Der TRIPS Vertrag der Welthandelsorganisation sieht vor, dass ein Patent im Normalfall 20 Jahre vor Nachahmern geschützt ist. Der EU geht das nicht weit genug. Sie plant, den Patentschutz noch um die Zulassungs- und Bearbeitungszeit verlängern. Zudem möchte die EU Generikalieferungen, die nicht den europäischen Patentschutzrichtlinien entsprechen, weiterhin beschlagnahmen dürfen – selbst wenn sich diese nur im Transit durch die EU befinden und es in den Empfänger-Ländern keinen Patentschutz auf dieses Medikament gibt. Bereits jetzt wird diese Praxis umgesetzt: Seit Ende 2008 haben allein die niederländischen Behörden 17 Lieferungen aus Indien beschlagnahmt. Bestimmungsländer waren Brasilien, Peru, Kolumbien, Ecuador, Mexico, Portugal Spanien und Nigeria also überwiegend Entwicklungsländer. Die Lieferungen erreichten die Bestimmungsländer verspätet oder gar nicht. Ende letzten Jahres kritisierte die indische Delegation zum wiederholten Mal im TRIPS-Rat die Beschlagnahmung von Generika im Transit.
Offiziell setzt sich die EU mit ihren Zollkontrollen gegen gefälschte Medikamente und gegen Gesundheitsgefahren in Europa ein. Ein wichtiges Vorhaben, denn immer wieder gelangen gefälschte oder verunreinigte Medikamente in den Umlauf, die Menschen hier und in den Entwicklungsländern gefährden. Dennoch sollte die Lieferung von qualitativ hochwertigen Generika an Entwicklungsländer nicht unnötig erschwert werden. Diese drei Punkte sind ein alleiniger Vorstoß der EU, die weit über die Bestimmungen der Welthandelorgansition im TRIPS-Abkommen hinausgehen.

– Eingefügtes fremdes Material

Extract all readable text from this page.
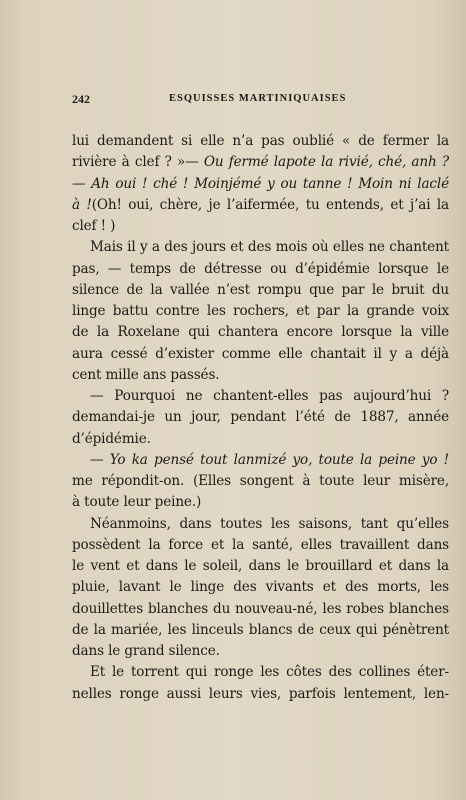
242	ESQUISSES MARTINIQUAISES
lui demandent si elle n’a pas oublié « de fermer la
rivière à clef ? »— Ou fermé lapote la rivié, ché, anh ?
— Ah oui ! ché ! Moinjémé y ou tanne ! Moin ni laclé
à !(Oh! oui, chère, je l’aifermée, tu entends, et j’ai la
clef ! )
Mais il y a des jours et des mois où elles ne chantent
pas, — temps de détresse ou d’épidémie lorsque le
silence de la vallée n’est rompu que par le bruit du
linge battu contre les rochers, et par la grande voix
de la Roxelane qui chantera encore lorsque la ville
aura cessé d’exister comme elle chantait il y a déjà
cent mille ans passés.
— Pourquoi ne chantent-elles pas aujourd’hui ?
demandai-je un jour, pendant l’été de 1887, année
d’épidémie.
— Yo ka pensé tout lanmizé yo, toute la peine yo !
me répondit-on. (Elles songent à toute leur misère,
à toute leur peine.)
Néanmoins, dans toutes les saisons, tant qu’elles
possèdent la force et la santé, elles travaillent dans
le vent et dans le soleil, dans le brouillard et dans la
pluie, lavant le linge des vivants et des morts, les
douillettes blanches du nouveau-né, les robes blanches
de la mariée, les linceuls blancs de ceux qui pénètrent
dans le grand silence.
Et le torrent qui ronge les côtes des collines éter-
nelles ronge aussi leurs vies, parfois lentement, len-
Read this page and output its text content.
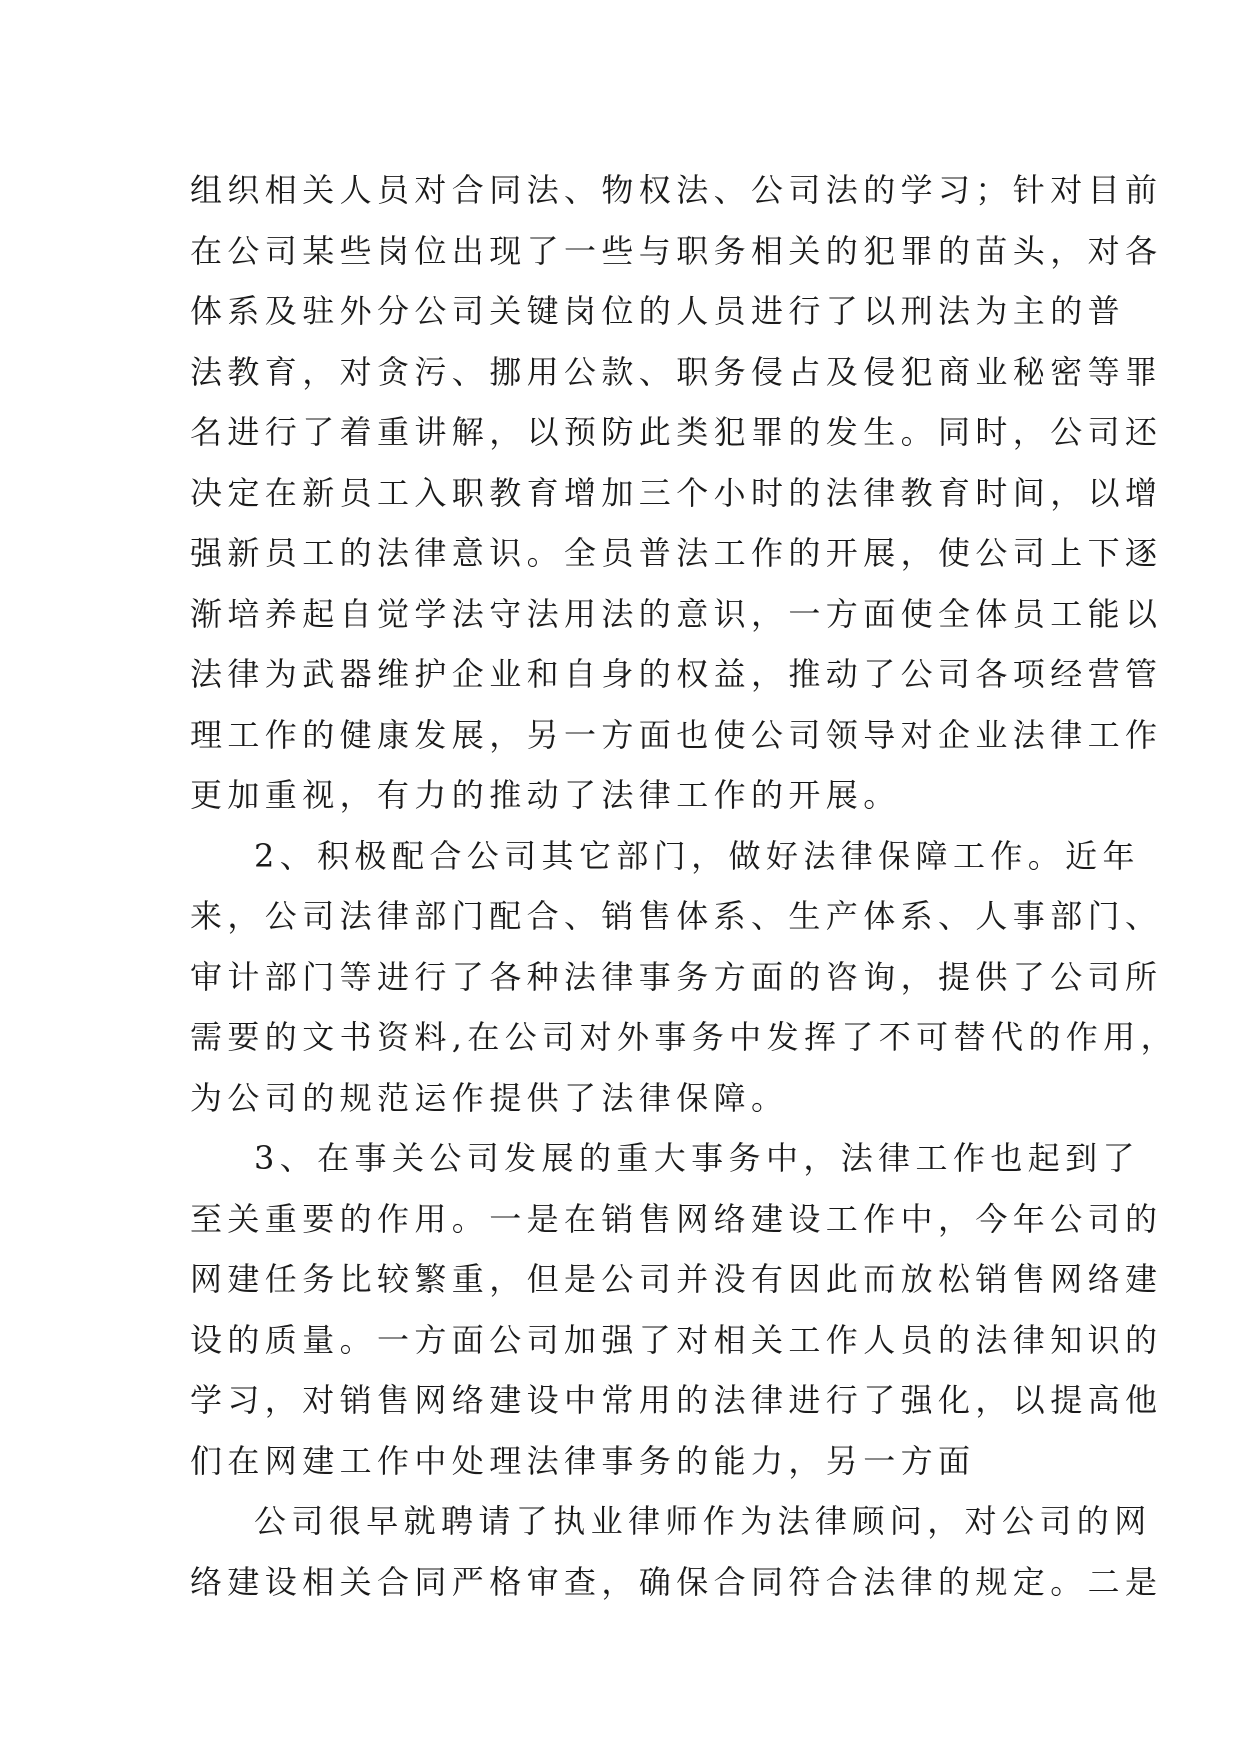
组织相关人员对合同法、物权法、公司法的学习；针对目前
在公司某些岗位出现了一些与职务相关的犯罪的苗头，对各
体系及驻外分公司关键岗位的人员进行了以刑法为主的普
法教育，对贪污、挪用公款、职务侵占及侵犯商业秘密等罪
名进行了着重讲解，以预防此类犯罪的发生。同时，公司还
决定在新员工入职教育增加三个小时的法律教育时间，以增
强新员工的法律意识。全员普法工作的开展，使公司上下逐
渐培养起自觉学法守法用法的意识，一方面使全体员工能以
法律为武器维护企业和自身的权益，推动了公司各项经营管
理工作的健康发展，另一方面也使公司领导对企业法律工作
更加重视，有力的推动了法律工作的开展。
2、积极配合公司其它部门，做好法律保障工作。近年
来，公司法律部门配合、销售体系、生产体系、人事部门、
审计部门等进行了各种法律事务方面的咨询，提供了公司所
需要的文书资料,在公司对外事务中发挥了不可替代的作用，
为公司的规范运作提供了法律保障。
3、在事关公司发展的重大事务中，法律工作也起到了
至关重要的作用。一是在销售网络建设工作中，今年公司的
网建任务比较繁重，但是公司并没有因此而放松销售网络建
设的质量。一方面公司加强了对相关工作人员的法律知识的
学习，对销售网络建设中常用的法律进行了强化，以提高他
们在网建工作中处理法律事务的能力，另一方面
公司很早就聘请了执业律师作为法律顾问，对公司的网
络建设相关合同严格审查，确保合同符合法律的规定。二是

Eindruck eines Hinterzimmerabkommens
Noch laufen die Verhandlungen, aber spätestens Anfang 2011 soll das Abkommen unter Dach und Fach sein. Nicht-Regierungsorganisationen kritisieren die bekannt gewordenen Forderungen scharf. Gruppen wie der Evangelische Entwicklungsdienst befürchten, dass Ländern wie Indien so die Möglichkeit genommen wird, günstige Generika herzustellen und zu exportieren. Dabei sind nach einem Bericht der Corporate Europe Observatory (CEO), eine Gruppe, die sich die Überwachung der Lobbyisten zur Aufgabe gemacht hat die treibenden Kräfte des geplanten Freihandelsabkommen neben der Europäischen Kommission mächtige deutsche und europäische Lobbygruppen wie der Bundesverband der Deutschen Industrie (BDI), das European Services Forum (ESF) und die European Federation of Pharmaceutical Industries and Associations (EFPIA). Die übrige Zivilgesellschaft bleibt dagegen außen vor und von den Verhandlungen ausgeschlossen.
Damit entsteht jedoch der Eindruck eines Hinterzimmerabkommens und es wirft die Frage auf, wie wichtig der EU die Millennium-Entwicklungsziele sind, die vor zehn Jahren von den Vereinten Nationen verabschiedet wurden. Denn dort heißt es, man wolle mit aller Kraft versuchen, Malaria, AIDS und Tuberkulose in den Entwicklungsländern bekämpfen und den Gesundheitszustand sowie den Zugang zu medizinischer Versorgung verbessern.